Mirele Matsuoka De Aragao looks at the economic impacts of the FIFA World Cup in developing countries by comparing South Africa and Brazil. Both South Africa and Brazil are leading political and economic powers on their continents and they also have very similar economies which comprise big agricultural and mining sectors in addition to a well-developed manufacturing division. They are also relatively new democracies, but both have low levels of corruption control. South Africa invested $3.12 billion and Brazil spent $15 billion. Matsuoka De Aragao thinks that the biggest legacy left by the World Cup are the transportation and telecommunications infrastructure. South Africa and Brazil have inefficient governments and, if it was not for this mega-event, these investments would not happen so quickly. However, the locations where those investments occurred are mostly well developed and safe areas. In other words, they are definitely not the areas that needed the most rehabilitation. Regarding tourism, both countries received less visitors than expected, and tourist spending returned 10% and 2.5% of the total expenditure on the World Cup for South Africa and Brazil respectively. Probably the most significant impact on a developing country is the opportunity cost related to the World Cup. The investments in sport infrastructure could have been invested in education and health, sectors that those two developing countries desperately need to improve.
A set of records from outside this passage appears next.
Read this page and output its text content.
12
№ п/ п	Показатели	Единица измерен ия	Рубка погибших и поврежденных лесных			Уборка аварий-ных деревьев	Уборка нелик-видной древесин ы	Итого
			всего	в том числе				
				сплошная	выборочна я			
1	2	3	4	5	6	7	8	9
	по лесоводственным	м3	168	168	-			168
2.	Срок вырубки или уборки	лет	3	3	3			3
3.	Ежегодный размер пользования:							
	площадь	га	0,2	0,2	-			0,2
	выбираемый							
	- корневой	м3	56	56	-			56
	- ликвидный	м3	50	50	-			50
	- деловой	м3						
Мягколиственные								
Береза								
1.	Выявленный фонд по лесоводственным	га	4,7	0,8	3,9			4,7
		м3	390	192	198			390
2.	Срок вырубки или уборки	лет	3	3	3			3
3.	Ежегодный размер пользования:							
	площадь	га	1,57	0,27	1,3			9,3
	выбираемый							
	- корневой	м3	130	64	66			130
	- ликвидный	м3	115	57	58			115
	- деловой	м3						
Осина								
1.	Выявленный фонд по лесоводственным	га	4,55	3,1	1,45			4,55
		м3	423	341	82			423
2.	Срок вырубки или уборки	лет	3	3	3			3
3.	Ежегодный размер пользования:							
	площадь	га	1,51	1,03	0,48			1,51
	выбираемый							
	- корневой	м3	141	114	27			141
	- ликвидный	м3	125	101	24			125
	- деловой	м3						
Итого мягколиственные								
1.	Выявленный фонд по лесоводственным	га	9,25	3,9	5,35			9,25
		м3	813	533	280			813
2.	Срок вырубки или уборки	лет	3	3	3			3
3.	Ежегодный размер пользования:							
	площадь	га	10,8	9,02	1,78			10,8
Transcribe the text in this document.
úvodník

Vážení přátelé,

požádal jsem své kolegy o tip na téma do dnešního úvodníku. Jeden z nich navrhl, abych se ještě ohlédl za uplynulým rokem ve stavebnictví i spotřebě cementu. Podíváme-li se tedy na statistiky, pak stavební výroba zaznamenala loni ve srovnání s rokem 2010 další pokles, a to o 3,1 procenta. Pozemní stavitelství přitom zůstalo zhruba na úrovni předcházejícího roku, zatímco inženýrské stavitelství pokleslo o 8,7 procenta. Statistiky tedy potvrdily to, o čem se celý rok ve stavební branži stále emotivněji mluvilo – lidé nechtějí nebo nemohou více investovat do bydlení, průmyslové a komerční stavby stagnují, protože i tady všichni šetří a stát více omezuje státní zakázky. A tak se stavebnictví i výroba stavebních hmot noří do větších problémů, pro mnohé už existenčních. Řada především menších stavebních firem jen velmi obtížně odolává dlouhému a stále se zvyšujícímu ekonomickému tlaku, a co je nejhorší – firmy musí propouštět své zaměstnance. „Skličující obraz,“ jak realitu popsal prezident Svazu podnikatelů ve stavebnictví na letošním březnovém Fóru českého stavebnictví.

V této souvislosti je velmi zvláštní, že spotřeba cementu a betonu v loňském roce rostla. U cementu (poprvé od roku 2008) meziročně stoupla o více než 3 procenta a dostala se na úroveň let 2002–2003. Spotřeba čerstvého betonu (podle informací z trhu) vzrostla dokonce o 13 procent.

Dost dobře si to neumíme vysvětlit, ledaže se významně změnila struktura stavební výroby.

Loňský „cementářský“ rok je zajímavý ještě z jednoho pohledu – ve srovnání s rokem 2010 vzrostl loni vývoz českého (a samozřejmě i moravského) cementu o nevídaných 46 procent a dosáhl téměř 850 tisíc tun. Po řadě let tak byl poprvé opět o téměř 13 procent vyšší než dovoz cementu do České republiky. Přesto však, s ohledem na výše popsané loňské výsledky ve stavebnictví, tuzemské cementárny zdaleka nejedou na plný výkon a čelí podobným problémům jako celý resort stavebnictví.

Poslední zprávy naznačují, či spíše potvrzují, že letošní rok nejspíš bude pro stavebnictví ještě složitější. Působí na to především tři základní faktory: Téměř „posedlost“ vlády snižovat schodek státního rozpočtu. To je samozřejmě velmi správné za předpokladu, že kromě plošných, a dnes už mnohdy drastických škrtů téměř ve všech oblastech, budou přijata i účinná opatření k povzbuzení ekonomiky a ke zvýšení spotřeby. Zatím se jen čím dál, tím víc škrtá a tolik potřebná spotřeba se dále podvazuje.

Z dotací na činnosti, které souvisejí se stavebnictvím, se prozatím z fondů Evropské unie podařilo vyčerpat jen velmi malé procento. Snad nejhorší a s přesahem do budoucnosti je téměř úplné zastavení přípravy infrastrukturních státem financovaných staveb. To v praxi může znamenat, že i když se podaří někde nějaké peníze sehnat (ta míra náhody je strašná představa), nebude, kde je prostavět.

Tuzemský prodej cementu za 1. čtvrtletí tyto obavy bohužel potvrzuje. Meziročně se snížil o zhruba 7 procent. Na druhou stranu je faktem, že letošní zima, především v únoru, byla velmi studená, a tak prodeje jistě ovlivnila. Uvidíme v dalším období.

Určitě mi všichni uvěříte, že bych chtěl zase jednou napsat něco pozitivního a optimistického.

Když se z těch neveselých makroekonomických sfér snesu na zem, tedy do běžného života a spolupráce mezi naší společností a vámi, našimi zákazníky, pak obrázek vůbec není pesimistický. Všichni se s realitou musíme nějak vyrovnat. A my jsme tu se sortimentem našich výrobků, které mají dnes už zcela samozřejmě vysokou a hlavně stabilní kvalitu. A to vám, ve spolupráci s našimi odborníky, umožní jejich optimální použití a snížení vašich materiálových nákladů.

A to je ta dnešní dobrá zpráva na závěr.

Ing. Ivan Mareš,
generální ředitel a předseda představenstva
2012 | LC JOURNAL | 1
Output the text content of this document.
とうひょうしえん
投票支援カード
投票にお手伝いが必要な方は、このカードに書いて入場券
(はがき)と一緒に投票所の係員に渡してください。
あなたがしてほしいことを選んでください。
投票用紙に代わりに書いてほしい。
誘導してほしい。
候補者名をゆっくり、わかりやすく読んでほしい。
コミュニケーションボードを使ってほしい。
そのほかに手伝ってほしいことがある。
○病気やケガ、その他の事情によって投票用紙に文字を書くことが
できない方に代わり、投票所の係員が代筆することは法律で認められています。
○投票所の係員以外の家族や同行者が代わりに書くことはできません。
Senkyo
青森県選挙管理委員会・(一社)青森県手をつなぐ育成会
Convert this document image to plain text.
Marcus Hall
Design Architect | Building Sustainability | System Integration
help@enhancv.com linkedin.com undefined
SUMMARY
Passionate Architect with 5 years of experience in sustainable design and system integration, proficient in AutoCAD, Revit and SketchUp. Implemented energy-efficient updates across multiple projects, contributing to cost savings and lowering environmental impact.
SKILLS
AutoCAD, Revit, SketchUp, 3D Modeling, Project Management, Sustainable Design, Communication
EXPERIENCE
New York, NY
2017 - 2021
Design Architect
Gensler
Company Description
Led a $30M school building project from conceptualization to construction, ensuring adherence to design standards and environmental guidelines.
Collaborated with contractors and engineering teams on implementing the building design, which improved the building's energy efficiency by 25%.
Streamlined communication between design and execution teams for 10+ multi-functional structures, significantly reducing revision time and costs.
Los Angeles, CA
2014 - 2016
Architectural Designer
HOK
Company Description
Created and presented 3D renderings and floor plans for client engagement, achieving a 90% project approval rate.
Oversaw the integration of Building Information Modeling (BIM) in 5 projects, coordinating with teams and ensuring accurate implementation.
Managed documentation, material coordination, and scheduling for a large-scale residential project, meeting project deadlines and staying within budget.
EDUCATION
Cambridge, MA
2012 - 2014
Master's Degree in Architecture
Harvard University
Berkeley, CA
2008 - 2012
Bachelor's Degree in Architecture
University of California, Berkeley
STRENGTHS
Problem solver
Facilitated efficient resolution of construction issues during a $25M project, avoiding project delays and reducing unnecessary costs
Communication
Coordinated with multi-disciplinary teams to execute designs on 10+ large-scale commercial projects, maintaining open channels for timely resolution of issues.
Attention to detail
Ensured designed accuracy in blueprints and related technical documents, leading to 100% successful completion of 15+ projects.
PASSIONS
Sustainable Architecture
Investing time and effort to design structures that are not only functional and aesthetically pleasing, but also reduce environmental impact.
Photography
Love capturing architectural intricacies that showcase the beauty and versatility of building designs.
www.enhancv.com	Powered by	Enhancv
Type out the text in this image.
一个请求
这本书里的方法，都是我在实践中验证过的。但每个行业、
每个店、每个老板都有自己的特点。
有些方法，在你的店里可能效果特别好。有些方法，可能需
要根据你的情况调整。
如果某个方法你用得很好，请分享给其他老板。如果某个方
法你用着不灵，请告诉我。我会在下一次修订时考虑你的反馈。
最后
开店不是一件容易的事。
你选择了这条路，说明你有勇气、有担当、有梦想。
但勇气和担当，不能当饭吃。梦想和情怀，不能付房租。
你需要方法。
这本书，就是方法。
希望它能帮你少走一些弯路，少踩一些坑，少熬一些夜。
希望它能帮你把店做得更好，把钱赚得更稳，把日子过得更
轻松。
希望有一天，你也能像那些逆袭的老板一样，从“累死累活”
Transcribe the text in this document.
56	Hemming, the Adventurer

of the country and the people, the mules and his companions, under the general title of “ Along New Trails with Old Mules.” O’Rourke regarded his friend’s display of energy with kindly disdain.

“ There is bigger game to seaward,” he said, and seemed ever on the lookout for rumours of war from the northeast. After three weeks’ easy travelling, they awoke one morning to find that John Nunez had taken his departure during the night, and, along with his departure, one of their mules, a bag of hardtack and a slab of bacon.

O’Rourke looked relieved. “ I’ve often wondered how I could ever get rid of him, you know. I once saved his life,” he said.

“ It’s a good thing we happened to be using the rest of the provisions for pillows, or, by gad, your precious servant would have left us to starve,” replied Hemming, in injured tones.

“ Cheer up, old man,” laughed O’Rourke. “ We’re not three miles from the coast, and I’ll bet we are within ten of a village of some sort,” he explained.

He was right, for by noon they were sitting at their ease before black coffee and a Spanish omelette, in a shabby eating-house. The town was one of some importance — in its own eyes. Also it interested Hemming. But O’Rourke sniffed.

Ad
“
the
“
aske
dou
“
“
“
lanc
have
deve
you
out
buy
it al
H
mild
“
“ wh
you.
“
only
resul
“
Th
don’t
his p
John Bostwick looks at the economics of missing out on the World Cup for the US. The two most prominent economic losers following the US’ surprise failure to qualify are – according to Bostwick – the US Soccer Federation (USSF) and the Fox television network. USSF’s revenue spiked from about $76m to $102min 2014, an increase attributed to the US team’s participation in the World Cup. USSF won’t receive the $12.5m each team gets from FIFA for qualifying for the 2018 tournament and will miss out on potential sponsorship deals, merchandise sales and television licenses. More generally, a failure to qualify is a missed opportunity to create new football fans and players in a country that still has huge untapped markets. As for Fox, it has been widely reported that the network paid over $400 million for the English-language broadcasting rights to the 2018 and 2022 World Cups, outbidding, among others, ESPN. But the failure of the team to qualify may hurt viewership and thus profitability. Alongside these two stakeholders, there are countless other corporations, small businesses and individuals that stand to lose money from the US missing out on the 2018 World Cup. One obvious example is sports bars in more populous football hotbeds like Brooklyn, Portland, Washington, DC and Seattle, which may take large hits.
Finally, the IMF Blog would like to remind you that the time you spend watching the World Cup is a productivity loss. Based on the data put together by Felix Richter at Statista, the following chart shows the extent to which games overlap with regular working hours. Richter makes the point that the potential effect of the World Cup on productivity at the workplace depends largely on the time zone: while bosses in large parts of Asia and Australia can relax because of the games starting at night, Brazilian employers should probably cut their workers some slack.